Er verkauft die medizinischen Geräte für 500 bis 1000 Euro an einen Onlineshopbetreiber. Der wiederum verdient bei den meisten Weiterverkäufen 4500 Euro pro Stück. Insgesamt geht das Klinikum von einem Schaden um die 80.000 Euro aus. In der Anklageschrift geht es um 22.000 Euro für einen Teil der Geräte. Für die restlichen kann im Strafprozess keine Summe festgelegt werden. Das wird in einem Zivilverfahren im Mittelpunkt stehen.
Der Angeklagte legt ein vollumfängliches Geständnis ab
Angefangen habe alles mit einem kleinen Ultraschallgerät, das er aus seinem Privatbesitz an den späteren Dauerabnehmer verkauft habe. Der Käufer habe gesagt, wann immer der 32-Jährige Geräte habe, könne er sich melden. „Es hat sich zum Selbstläufer entwickelt", sagt der Lüdenscheider. Eine rationale Erklärung für die Diebstähle kann er nicht liefern. Der Mann gibt an, zusätzlich zu seiner Tätigkeit im Krankenhaus, einen Nebenjob gehabt zu haben: „Ich war damit überfordert. Ich habe mich verrannt in dieser Situation. Ich hätte es finanziell nicht nötig gehabt."
Den Erlös aus den Verkäufen - etwa 10.000 Euro - habe er zum Großteil gar nicht ausgegeben, sondern zur Bank gebracht. Über die wahren Werte der Geräte sei er sich nicht im Klaren gewesen. 22.000 Euro habe er inzwischen zurückgezahlt.
Der Abnehmer der Sachen sagt im Zeugenstand aus. Er betreibe einen Onlineshop, so der 33-Jährige. Einige Zeit vor den Straftaten habe er den Angeklagten durch den Ankauf eines Ultraschallgerätes kennengelernt. „Er hat gesagt, er ist Arzt, und, dass seine Kollegen die Geräte nicht mehr bräuchten und sie wegwerfen würden", erläutert der Zeuge, warum er nicht misstrauisch geworden war.

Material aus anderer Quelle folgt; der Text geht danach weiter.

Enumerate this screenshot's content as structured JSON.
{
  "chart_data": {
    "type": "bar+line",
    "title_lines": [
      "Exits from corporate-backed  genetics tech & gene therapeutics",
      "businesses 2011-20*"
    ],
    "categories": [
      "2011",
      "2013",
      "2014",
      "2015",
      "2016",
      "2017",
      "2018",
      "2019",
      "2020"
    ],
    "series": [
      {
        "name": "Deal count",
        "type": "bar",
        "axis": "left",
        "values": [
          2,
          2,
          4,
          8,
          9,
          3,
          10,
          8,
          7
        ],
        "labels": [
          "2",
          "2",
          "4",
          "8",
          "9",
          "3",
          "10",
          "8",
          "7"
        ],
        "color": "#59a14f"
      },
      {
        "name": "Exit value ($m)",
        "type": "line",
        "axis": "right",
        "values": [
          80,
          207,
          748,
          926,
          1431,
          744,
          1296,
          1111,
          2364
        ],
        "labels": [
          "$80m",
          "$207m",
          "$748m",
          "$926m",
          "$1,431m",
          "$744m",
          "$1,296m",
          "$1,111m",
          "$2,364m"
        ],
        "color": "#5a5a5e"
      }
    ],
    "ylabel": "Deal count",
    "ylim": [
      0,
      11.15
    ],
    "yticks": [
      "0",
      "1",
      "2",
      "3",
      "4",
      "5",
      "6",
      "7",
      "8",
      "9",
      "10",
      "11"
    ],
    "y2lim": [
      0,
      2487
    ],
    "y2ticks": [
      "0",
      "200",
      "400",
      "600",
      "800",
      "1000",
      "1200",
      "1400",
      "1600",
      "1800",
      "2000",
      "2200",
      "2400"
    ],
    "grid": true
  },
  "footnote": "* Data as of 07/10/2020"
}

Auch ein Verwaltungsangestellter der Märkischen Kliniken wird im Gericht vernommen. Er beschreibt, wie der Angeklagte ins Visier geraten war. Der 49-Jährige erklärt, dass er unter anderem für Verlustmeldungen zuständig sei. Nach den ersten Vorfällen seien Sicherheitsmaßnahmen getroffen worden. Sondenköpfe seien jeden Tag abmontiert und separat eingeschlossen worden. „Es hörte aber trotzdem nicht auf", sagt der 49-Jährige. Ein Mitarbeiter habe irgendwann bei Ebay mittels Gerätenummer ein Teil aus den Kliniken entdeckt. Die Spur habe zum Angeklagten geführt. Diesem sei daraufhin gekündigt worden. Zu Folgen für Patienten sei es aufgrund von mehreren vorhandenen Geräten durch die Diebstähle nicht gekommen, gibt der Zeuge an.

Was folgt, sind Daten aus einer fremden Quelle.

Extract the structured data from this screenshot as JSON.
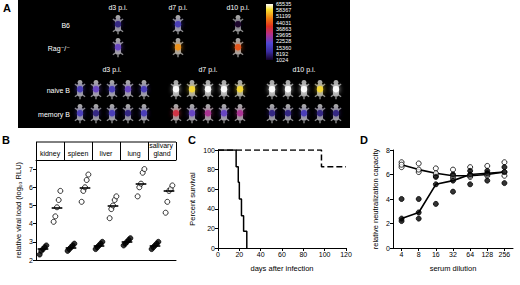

Der Angeklagte bringt ein leeres Vorstrafenregister mit zur Verhandlung. Zusammen mit dem Geständnis, der glaubhaft beteuerten Reue, der Rückzahlung der 22.000 Euro sowie einer positiven Bewertung seines neuen Arbeitgebers - der von dem Verfahren weiß - wirkt sich die strafrechtliche Unvorbelastung positiv auf die Urteilsfindung aus. Gegen den 32-Jährigen spricht allerdings die große Anzahl an Taten innerhalb kurzer Zeit. Das Gericht verurteilt den Angeklagten am Ende zu zwei Jahren Freiheitsstrafe auf Bewährung. Als Auflage muss der Mann innerhalb von drei Jahren monatlich 300 Euro an die Kliniken und 200 Euro an das Kinderhospiz in Olpe zahlen. Insgesamt beläuft sich der zu zahlende Betrag auf 18.000 Euro.